L’inflation salariale pourrait s’affirmer en zone euro
Le syndicat du secteur métallurgie IG Metall a remonté ses revendications de hausses de salaires de 7% à 8% pour la rentrée en Allemagne. Dans ce pays, le salaire minimum a augmenté de 6,5% le 1er juillet avant une prochaine revalorisation de 15% le 1er octobre, conformément aux promesses de la coalition pour le porter de 9 à 12 euros/heure. Mais au-delà du cas particulier de l’Allemagne, certains économistes estiment que l’inflation salariale, autrement appelée la boucle prix-salaires, pourrait s’affirmer en zone euro comme elle l’a fait aux Etats-Unis – avec cependant des marges d’entreprises bien supérieures outre-Atlantique. «Si l’influence du contexte de prix sur les salaires a tardé à se manifester relativement à ce qui a pu être observé dans d’autres économies, il fait peu de doutes que le mouvement est maintenant enclenché. Les revalorisations de salaires et des minimas sont imparables et souvent encouragées par les politiques pour amoindrir le choc social que représente l’envolée des prix. C’est aussi le cas en France.
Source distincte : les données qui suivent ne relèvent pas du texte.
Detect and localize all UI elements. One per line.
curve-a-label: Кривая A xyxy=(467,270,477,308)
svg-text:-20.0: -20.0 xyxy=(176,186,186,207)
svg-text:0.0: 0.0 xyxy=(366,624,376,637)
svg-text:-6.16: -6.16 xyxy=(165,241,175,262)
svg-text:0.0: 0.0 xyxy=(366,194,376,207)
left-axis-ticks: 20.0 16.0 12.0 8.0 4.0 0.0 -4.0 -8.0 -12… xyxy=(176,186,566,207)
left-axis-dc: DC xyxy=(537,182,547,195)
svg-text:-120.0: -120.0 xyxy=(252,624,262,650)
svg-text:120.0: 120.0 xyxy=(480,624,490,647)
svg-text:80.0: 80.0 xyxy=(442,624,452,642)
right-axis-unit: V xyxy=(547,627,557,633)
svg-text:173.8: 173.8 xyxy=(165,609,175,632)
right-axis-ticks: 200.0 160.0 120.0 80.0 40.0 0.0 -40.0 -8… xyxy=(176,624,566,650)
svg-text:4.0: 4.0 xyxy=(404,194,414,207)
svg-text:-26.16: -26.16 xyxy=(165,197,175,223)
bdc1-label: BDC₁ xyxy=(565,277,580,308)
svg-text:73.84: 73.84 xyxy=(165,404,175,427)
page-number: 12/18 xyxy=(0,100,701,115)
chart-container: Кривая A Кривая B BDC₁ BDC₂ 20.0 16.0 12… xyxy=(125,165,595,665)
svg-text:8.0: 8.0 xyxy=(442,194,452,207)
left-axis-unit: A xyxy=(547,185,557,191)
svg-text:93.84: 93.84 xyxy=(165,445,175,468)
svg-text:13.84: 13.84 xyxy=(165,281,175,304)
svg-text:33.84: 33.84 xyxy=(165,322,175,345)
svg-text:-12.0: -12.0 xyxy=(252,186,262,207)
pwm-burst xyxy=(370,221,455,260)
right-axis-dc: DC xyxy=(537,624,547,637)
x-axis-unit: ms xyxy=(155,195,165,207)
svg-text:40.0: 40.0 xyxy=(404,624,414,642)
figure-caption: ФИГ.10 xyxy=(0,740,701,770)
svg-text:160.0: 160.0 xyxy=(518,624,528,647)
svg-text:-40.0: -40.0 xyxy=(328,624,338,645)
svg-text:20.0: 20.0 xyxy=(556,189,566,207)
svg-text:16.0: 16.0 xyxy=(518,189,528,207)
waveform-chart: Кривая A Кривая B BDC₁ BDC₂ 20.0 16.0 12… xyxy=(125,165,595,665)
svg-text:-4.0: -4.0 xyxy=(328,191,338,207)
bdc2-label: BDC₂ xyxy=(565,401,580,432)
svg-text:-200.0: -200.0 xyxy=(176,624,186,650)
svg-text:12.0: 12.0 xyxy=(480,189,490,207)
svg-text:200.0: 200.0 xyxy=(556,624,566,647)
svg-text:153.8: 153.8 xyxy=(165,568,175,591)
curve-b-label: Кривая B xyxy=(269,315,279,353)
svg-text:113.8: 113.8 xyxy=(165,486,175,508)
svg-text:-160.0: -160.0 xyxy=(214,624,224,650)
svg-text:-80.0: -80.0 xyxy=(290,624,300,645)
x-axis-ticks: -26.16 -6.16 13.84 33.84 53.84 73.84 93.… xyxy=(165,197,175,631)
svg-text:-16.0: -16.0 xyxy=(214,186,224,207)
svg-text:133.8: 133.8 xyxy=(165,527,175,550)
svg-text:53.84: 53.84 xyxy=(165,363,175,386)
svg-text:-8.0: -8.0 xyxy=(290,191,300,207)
Si l’inflation ne peut encore s’expliquer par les salaires, leur hausse tend néanmoins à l’entretenir», indique l’économiste Véronique Riches-Flores (RF Research).
Fonction inverse des gains de productivité
Et cela pourrait être durable, en lien avec la structure du coût unitaire salarial : «En résumé, ce dernier se mesure comme le salaire par tête moins le gain de productivité, sachant que le coût unitaire salarial évolue plus ou moins en ligne avec l’inflation sous-jacente - ce qu’il faut regarder en priorité dans le contexte actuel», rappelle Yvan Mamalet, économiste senior pour l’Europe chez Société Générale CIB.
Entre fin mars 2021 et fin mars 2022, la rémunération par tête des salariés a augmenté de 4,4% en zone euro, et le coût horaire du travail intégrant les avantages (bonus, primes, etc.) de 3,5% alors que leur progression annuelle moyenne était plutôt de 1,8%-2% sur la décennie 2010-2019. «Une amélioration probablement liée à un effet rattrapage début 2022, après une faible croissance en 2020 et début 2021, mais qui pourrait trouver son rythme de croisière de 3%-3,5% dans les années à venir, poursuit Yvan Mamalet. Notre raisonnement : cela correspondrait à peu près au niveau d’inflation sous-jacente (2%-2,5%) plus le niveau de gain de productivité moyen de 1%.» Sachant que, pendant le covid, plusieurs économistes avaient estimé que les gains de productivité moyens aux Etats-Unis étaient passés de 1,2% sur la décennie 2010-2019 à plus de 5%, et qu’ils pourraient s’établir à 1,9% sur la décennie 2020-2029 – les embauches massives outre-Atlantique pour répondre à la demande post-pandémie ont fait redescendre ces gains annuels en territoire négatif au premier semestre.
Mouvements sociaux en France
L’exemple français, avec un taux d’emploi au plus haut et un taux de chômage au plus bas historiques, tend à créer également les conditions favorables à une inflation salariale durable. «Les mouvements de grève attendus et les revendications salariales induites pourraient permettre une amélioration dans les prochains mois : on voit bien dans les enquêtes de climat des affaires que toutes les composantes liées à l’activité (commandes, production, etc.) se tassent, mais pas sur la composante emploi, qui reste supérieure à ses moyennes de long terme, ce qui devrait se retrouver dans les salaires aussi», ajoute Yvan Mamalet.
Pour l’instant, il semble que les primes et les bonus aient fortement contribué à la hausse des salaires pour retenir les salariés dans un contexte de marché du travail tendu. Mais certains estiment que cela pourrait changer, avec théoriquement des effets sur les marges bénéficiaires des entreprises, ou sur l’inflation si ces dernières arrivent à répercuter ces hausses dans les prix.